Having discussed this proposal with an expert on LLMs, they tell me that, if the boundaries between prompt and input text and between input text and output text are each marked with special reserved tokens as I described (and if “can a longformer attend to that location from here?” issues are dealt with somehow), then for each boundary there is a 2-neuron circuit that will produce a signal for each token as whether is it before or after that special token (and I assume a 2-or-3-neuron circuit for being after one but before the other). It seems extremely likely that with appropriate “obey-the-prompt-only” training such neural circuits would be learned, so features of “I’m in the prompt”, “I’m in the input text”, and “I’m in the output text” would become available downstream of them. Nevertheless, this means that these signals are not available until after layer 2 (or for the combination, possibly layer 3), and their accuracy will depend on these neural circuits being learnt exactly and not getting perturbed by anything during training.
From a security viewpoint, this doesn’t feel secure enough to me. However, switching architecture to an encoder-decoder or dual-encoder-single-decode model may be too drastic a change just to fix a security issue. An intermediate positions would be to use feature engineering. For example, suppose you have an LLM with a residual embedding dimension 2n. You could reduce the token embedding (and perhaps also position embedding) dimension to 2n−1 and use the remaining dimension to encode the distinctions between prompt, input, and output (say using, in prompt = +1, in input = −1, in output = −0.5). That of course doesn’t prevent intermediate layers from outputting to this dimension and potentially messing this signal up (though giving them only 2n−1 output dimensions and preventing that would also be an option). Or you could simply pass this feature along as an extra read-only dimension/feature appended to the 2n residual channel dimensions, so every sets of weights that read from or attend to the residuals needs to have 2n+1 weights, making them slightly larger. All of these variant proposals involve making some modifications to the LLM’s architecture, but they’re all a lot simpler and less expensive than my first proposal.

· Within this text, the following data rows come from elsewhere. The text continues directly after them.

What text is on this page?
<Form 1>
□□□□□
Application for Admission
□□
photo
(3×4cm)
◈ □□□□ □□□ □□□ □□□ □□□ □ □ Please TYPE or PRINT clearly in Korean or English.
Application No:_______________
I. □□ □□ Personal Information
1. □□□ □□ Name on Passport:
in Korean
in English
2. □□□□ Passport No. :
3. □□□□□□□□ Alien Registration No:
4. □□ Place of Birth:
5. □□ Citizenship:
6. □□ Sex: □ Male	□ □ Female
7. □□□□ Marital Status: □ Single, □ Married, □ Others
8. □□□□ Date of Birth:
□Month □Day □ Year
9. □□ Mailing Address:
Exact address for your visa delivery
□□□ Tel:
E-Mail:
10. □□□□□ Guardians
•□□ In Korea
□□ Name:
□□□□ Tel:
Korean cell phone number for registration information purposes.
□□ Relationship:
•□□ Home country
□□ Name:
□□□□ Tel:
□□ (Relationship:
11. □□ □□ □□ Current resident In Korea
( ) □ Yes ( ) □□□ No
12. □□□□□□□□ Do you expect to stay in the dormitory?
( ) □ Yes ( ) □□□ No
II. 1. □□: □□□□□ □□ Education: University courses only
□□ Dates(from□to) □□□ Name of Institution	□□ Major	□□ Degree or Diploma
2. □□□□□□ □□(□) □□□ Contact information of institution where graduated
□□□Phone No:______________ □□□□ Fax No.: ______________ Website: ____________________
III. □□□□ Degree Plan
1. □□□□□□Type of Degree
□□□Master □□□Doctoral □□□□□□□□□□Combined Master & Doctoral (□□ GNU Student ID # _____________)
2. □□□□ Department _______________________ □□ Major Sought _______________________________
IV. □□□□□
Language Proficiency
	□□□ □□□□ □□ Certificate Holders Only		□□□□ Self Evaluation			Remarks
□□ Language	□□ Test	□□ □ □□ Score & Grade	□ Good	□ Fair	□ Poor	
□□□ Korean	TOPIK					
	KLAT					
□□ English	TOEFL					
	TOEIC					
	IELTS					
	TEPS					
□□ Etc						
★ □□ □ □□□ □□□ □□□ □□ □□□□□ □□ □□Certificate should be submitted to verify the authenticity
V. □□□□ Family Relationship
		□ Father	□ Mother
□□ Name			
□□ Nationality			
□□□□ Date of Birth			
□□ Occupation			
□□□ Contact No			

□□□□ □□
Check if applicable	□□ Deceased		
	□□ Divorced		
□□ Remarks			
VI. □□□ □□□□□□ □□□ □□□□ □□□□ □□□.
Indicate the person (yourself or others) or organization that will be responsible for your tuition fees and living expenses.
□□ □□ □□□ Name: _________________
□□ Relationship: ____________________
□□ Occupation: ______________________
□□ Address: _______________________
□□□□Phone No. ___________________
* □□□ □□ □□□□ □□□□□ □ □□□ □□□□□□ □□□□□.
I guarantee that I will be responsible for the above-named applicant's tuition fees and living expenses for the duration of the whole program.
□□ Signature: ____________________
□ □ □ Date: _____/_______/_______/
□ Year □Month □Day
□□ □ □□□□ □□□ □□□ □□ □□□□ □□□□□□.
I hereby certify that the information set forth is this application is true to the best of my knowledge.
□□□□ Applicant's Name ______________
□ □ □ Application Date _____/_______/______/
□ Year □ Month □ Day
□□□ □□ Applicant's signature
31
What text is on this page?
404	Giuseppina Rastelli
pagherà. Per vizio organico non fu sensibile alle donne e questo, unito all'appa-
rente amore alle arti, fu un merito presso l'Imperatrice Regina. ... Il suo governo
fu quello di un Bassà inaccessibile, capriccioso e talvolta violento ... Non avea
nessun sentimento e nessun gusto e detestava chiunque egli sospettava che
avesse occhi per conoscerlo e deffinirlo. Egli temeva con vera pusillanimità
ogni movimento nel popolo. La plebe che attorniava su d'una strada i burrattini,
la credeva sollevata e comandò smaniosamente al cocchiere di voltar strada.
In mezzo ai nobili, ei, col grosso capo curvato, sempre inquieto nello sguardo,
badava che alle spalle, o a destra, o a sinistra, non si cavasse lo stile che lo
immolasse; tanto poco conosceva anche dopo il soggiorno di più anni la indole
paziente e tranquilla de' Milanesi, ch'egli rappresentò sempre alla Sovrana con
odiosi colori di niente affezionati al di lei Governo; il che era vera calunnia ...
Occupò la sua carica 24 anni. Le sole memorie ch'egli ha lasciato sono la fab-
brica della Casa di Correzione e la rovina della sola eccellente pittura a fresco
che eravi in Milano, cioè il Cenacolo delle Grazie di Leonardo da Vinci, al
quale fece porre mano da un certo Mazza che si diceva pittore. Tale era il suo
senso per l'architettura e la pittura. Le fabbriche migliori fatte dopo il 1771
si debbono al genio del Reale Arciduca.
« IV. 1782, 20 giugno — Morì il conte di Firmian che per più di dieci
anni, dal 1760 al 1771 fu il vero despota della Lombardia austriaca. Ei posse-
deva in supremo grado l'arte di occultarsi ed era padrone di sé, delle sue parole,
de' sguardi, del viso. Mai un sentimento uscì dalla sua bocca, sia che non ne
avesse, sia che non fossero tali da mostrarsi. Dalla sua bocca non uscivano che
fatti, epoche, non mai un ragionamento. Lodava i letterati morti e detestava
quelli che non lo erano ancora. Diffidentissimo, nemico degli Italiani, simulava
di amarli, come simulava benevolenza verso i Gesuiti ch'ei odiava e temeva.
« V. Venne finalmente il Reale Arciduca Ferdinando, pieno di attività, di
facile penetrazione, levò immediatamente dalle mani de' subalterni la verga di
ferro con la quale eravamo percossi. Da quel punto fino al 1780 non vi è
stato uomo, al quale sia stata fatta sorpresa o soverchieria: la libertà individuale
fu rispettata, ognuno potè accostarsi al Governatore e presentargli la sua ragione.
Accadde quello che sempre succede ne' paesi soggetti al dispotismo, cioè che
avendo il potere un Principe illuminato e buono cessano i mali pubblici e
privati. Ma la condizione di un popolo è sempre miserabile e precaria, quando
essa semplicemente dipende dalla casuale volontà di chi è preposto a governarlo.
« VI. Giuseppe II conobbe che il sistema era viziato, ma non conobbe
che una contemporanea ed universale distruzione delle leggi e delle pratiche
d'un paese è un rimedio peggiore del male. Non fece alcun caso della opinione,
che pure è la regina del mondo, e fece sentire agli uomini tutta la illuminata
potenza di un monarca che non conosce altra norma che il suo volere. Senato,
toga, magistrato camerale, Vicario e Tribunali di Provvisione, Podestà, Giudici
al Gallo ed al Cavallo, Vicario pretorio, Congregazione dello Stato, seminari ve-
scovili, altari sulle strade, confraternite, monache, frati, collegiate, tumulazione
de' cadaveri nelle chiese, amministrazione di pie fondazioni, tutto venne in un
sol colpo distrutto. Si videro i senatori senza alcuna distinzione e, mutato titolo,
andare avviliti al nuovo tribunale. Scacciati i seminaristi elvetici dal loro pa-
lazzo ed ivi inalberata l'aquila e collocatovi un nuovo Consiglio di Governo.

All of these proposals (including the original) are, of course going against advice of the Bitter Lesson My response would be that I’m quite aware that (given unfakable boundary tokens) the neural net can learn to distinguish between the prompt, input, and output text without us doing anything further: I just don’t trust it to do so as reliably, efficiently, or perfectly as if we use feature engineering to explicitly supply this signal as input to the first layer. In the case of security, there is a huge difference between being secure under, say, 99.99% of inputs vs. 100%, because you have an attacker actively searching for the insecure 0.01% of the space. Training a classifier to achieve more than 99.99% accuracy tends to require huge amounts of training data, or data adversarialy enriched in potential problem cases, because you only get gradient from the failed cases, and I don’t see how you can ever get to 100% by training. So I’m not convinced that the Bitter Lesson applies to security issues.
On the other hand, the feature engineering approach can only ensure that the signal is available to the neural net: even that can’t ensure that the LLM will 100% never obey instructions in the input text, only that the “this is input text” label was 100% available to every layer of the LLM.